What goes down the drain could come back to heat your home or business. That’s the principle behind using wastewater as a heating source.
Rep. Larry Kraft (DFL-St. Louis Park) would like to see Minnesota take the lead on this relatively new technology.
He sponsors HF2317, which, as amended, would appropriate $3 million from the Renewable Development Account to the Pollution Control Agency to conduct a study that would identify wastewater treatment plants in the state at which waste heat could be recovered and used to provide heat to buildings through an existing or new district heating system.
The bill was laid over for possible omnibus bill inclusion Tuesday by the House Energy Finance and Policy Committee.
The one-time appropriation would also fund engineering review and design costs for a pilot waste heat recovery project within the seven-county Twin Cities metropolitan area and one in Greater Minnesota.
“Many wastewater facilities already recover some of their wastewater heat for use internally in their own processes,” Kraft said. “What this bill targets is different: the thermal energy in the treated wastewater itself, which is currently being discharged into our rivers and waterways. This is energy communities have already paid to generate and, right now, we’re not using it.

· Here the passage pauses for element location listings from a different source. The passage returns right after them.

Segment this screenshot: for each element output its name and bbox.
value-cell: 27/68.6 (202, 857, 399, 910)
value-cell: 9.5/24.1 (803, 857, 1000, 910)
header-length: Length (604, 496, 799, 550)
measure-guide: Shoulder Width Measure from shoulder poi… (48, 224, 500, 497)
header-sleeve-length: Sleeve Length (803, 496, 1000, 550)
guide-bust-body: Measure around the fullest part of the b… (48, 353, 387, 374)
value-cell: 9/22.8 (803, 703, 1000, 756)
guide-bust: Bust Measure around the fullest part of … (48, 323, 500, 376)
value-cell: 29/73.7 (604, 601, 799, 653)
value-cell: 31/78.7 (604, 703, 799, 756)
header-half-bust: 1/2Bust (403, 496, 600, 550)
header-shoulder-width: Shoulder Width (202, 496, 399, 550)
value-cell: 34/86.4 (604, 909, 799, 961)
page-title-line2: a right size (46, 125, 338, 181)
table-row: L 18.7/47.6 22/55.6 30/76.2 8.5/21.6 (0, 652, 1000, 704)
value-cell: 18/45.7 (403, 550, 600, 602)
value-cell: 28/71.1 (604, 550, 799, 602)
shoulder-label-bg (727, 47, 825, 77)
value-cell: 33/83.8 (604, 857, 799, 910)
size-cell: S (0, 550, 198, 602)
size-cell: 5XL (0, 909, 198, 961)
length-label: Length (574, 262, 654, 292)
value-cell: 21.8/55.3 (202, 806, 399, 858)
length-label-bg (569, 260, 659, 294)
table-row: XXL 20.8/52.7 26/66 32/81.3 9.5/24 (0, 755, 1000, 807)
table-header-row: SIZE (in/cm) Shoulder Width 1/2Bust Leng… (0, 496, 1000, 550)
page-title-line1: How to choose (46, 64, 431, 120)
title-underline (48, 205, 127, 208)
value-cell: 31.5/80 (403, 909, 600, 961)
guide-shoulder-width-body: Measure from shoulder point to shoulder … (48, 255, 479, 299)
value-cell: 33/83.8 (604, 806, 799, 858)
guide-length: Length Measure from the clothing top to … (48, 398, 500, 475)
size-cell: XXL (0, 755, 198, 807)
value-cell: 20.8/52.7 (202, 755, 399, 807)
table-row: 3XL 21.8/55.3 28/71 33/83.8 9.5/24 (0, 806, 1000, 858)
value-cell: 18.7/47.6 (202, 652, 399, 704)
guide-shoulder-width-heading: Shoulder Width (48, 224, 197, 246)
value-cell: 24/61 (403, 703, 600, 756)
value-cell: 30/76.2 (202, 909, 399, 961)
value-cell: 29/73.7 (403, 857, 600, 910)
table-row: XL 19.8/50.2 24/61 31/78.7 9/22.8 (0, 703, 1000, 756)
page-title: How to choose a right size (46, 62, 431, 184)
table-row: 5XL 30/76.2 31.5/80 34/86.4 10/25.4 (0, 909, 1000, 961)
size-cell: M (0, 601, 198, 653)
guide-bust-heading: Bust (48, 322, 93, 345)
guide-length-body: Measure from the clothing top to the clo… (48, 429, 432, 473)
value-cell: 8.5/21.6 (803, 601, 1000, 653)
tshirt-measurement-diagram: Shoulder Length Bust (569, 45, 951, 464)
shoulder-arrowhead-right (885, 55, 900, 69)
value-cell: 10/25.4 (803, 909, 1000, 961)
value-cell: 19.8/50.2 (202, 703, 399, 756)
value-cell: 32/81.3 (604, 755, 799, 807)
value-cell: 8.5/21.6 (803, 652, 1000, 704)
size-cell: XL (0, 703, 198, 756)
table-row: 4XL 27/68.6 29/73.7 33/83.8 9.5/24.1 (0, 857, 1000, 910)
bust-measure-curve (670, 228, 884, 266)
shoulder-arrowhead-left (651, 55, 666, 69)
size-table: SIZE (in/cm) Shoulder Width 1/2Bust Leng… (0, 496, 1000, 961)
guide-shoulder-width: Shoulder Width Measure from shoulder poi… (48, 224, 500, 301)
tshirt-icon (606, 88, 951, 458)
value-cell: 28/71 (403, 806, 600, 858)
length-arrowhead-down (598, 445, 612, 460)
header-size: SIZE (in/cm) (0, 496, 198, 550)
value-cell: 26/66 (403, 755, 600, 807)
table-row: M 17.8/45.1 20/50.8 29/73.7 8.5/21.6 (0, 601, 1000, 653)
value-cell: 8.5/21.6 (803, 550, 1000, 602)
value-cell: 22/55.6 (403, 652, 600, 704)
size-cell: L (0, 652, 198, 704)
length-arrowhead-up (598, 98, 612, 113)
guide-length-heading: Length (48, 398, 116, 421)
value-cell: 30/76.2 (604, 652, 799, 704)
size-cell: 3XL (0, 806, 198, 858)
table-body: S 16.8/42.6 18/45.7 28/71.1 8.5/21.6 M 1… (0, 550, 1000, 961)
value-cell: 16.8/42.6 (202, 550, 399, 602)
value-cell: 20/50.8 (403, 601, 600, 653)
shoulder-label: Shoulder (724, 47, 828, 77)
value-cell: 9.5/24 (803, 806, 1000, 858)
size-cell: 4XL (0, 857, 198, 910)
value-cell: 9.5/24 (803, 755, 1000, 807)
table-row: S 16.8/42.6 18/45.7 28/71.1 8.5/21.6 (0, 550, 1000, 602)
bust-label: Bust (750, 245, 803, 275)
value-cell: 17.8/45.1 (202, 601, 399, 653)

“Recent studies conducted in St. Paul and Duluth in conjunction with federal grant opportunities identified enough recoverable thermal energy at wastewater treatment facilities to serve as the primary energy source for the district heating networks serving approximately 40 million square feet of building space.”
The Renewable Development Account provides grants to projects that employ non-fossil-fuel-based energy generation, with its funds coming from fees that investor-owned utility Xcel Energy pays in order to store nuclear waste at its Prairie Island and Monticello nuclear power plants.
“It seems like an excellent fit for the RDA,” Kraft said.
Ever-Green Energy operates the thermal energy system that heats and cools much of Downtown St. Paul and the State Capitol area. Its president and chief executive officer is Luke Gaalswyk.
“In St. Paul, we’re working with the Metropolitan Council Environmental Services and the city on Clean Heat St. Paul, an effort to capture waste heat from the state’s largest wastewater treatment facility and integrate it with our existing District Heating network,” he said.
“The technology is proven, deployed at scale in Europe since the 1980s, with several smaller projects in operation across North America.”